As he spoke, his daughter Layla, a second-grader, colored at his desk. Like all of Rahat’s other children — and all Israeli children in the south — she is out of school and at loose ends.
Among Israeli Bedouin, it is not uncommon to have relatives inside Gaza and relatives serving in the Israeli military, giving people here a thoroughly unique take on the conflict and multiple reasons for concern.
“You’re worried about both sides,” Abo Zaid said.
Residents of Rahat are better-off than residents of the dozens of unrecognized Bedouin villages in southern Israel, home to about half of the Negev’s Bedouin population.
Sarab Abu-Rabia-Queder, a researcher at Ben-Gurion University, traveled with her husband and three young children this week for a visit to the home of her in-laws in a village called Al-Zarnuk, hoping for a breather after days under rocket fire at their home in Beersheba.
The village is unrecognized and off the grid, its houses flimsy and roofed with tin. The 4,000-odd residents, she found, had no protection at all, even though they were well within the rocket zone.
“As far as the Home Front Command is concerned, this place does not exist at all,” she said. The family did not stay long.
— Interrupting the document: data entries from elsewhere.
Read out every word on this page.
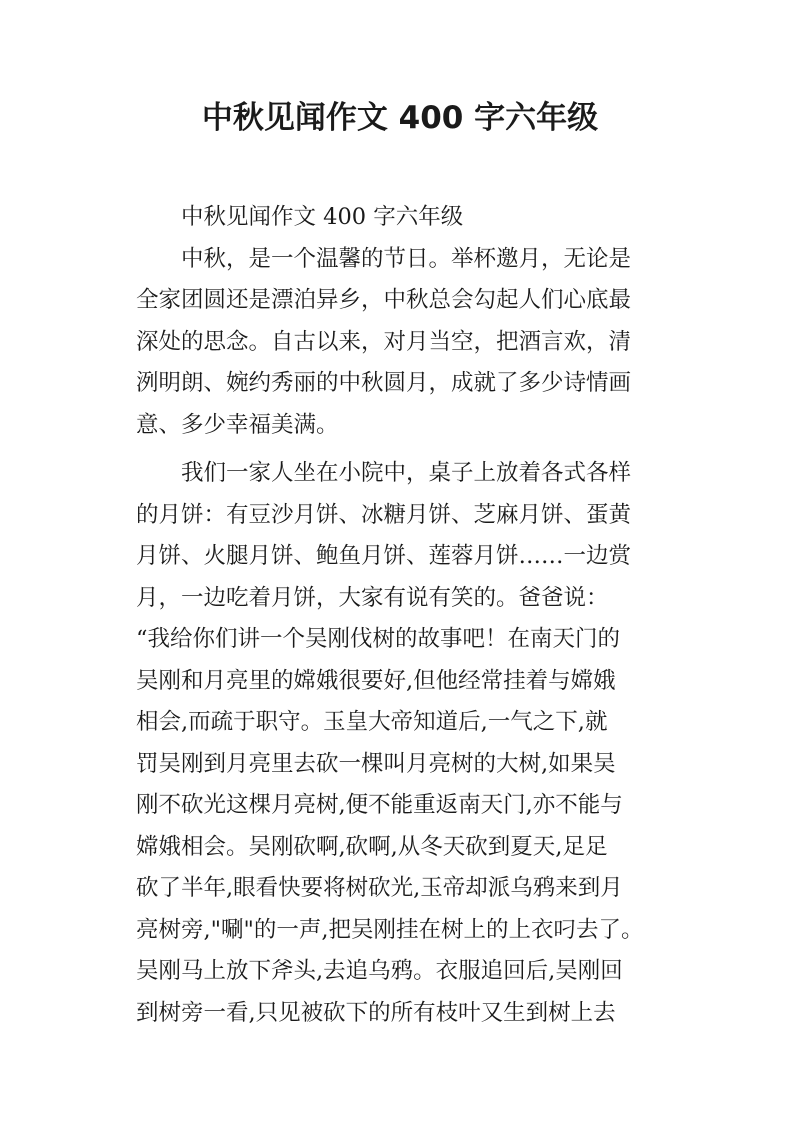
中秋见闻作文 400 字六年级

中秋见闻作文 400 字六年级

中秋，是一个温馨的节日。举杯邀月，无论是

全家团圆还是漂泊异乡，中秋总会勾起人们心底最
深处的思念。自古以来，对月当空，把酒言欢，清
洌明朗、婉约秀丽的中秋圆月，成就了多少诗情画
意、多少幸福美满。

我们一家人坐在小院中，桌子上放着各式各样

的月饼：有豆沙月饼、冰糖月饼、芝麻月饼、蛋黄
月饼、火腿月饼、鲍鱼月饼、莲蓉月饼……一边赏
月，一边吃着月饼，大家有说有笑的。爸爸说：
“我给你们讲一个吴刚伐树的故事吧！在南天门的
吴刚和月亮里的嫦娥很要好,但他经常挂着与嫦娥
相会,而疏于职守。玉皇大帝知道后,一气之下,就
罚吴刚到月亮里去砍一棵叫月亮树的大树,如果吴
刚不砍光这棵月亮树,便不能重返南天门,亦不能与
嫦娥相会。吴刚砍啊,砍啊,从冬天砍到夏天,足足
砍了半年,眼看快要将树砍光,玉帝却派乌鸦来到月
亮树旁,"唰"的一声,把吴刚挂在树上的上衣叼去了。
吴刚马上放下斧头,去追乌鸦。衣服追回后,吴刚回
到树旁一看,只见被砍下的所有枝叶又生到树上去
With few other options to protect themselves, and guided by a conservative and traditional culture, many in Rahat have adopted fatalism as a strategy for coping with the barrages from Gaza, said Jamal al-Kirnawi, a social worker from Rahat and a student counselor at Ben-Gurion University.
“For many people, the only option is a belief in fate,” he said. The poverty of many of Rahat’s residents, and of the municipal services, make them more vulnerable to this kind of thinking, he said.
On the other hand, Kirnawi noted, there was a kind of fierce allegiance to daily life and an unwillingness to abandon home. This sentiment was shared, he said, by many in the south — Arabs and Jews.
“Among residents of the Negev there is a strength, a desire to stay in place and to keep functioning,” he said.
He suggested Israelis in the area will get through the crisis together.
“The fate of the Bedouin is connected to the fate of our neighbors from the Negev, and cannot be separated,” he said. “In this kind of war, rockets don’t differentiate between kinds of blood.”
Several hours later, a mortar barrage from Gaza aimed at Israeli forces along the border killed Alian Salem Alanbari, a Bedouin from an unrecognized village in the south. He was working alongside the military as a Defense Ministry contractor.
Alanbari, the fifth Israeli fatality in the fighting, was buried late Tuesday in the Bedouin township of Lakiya.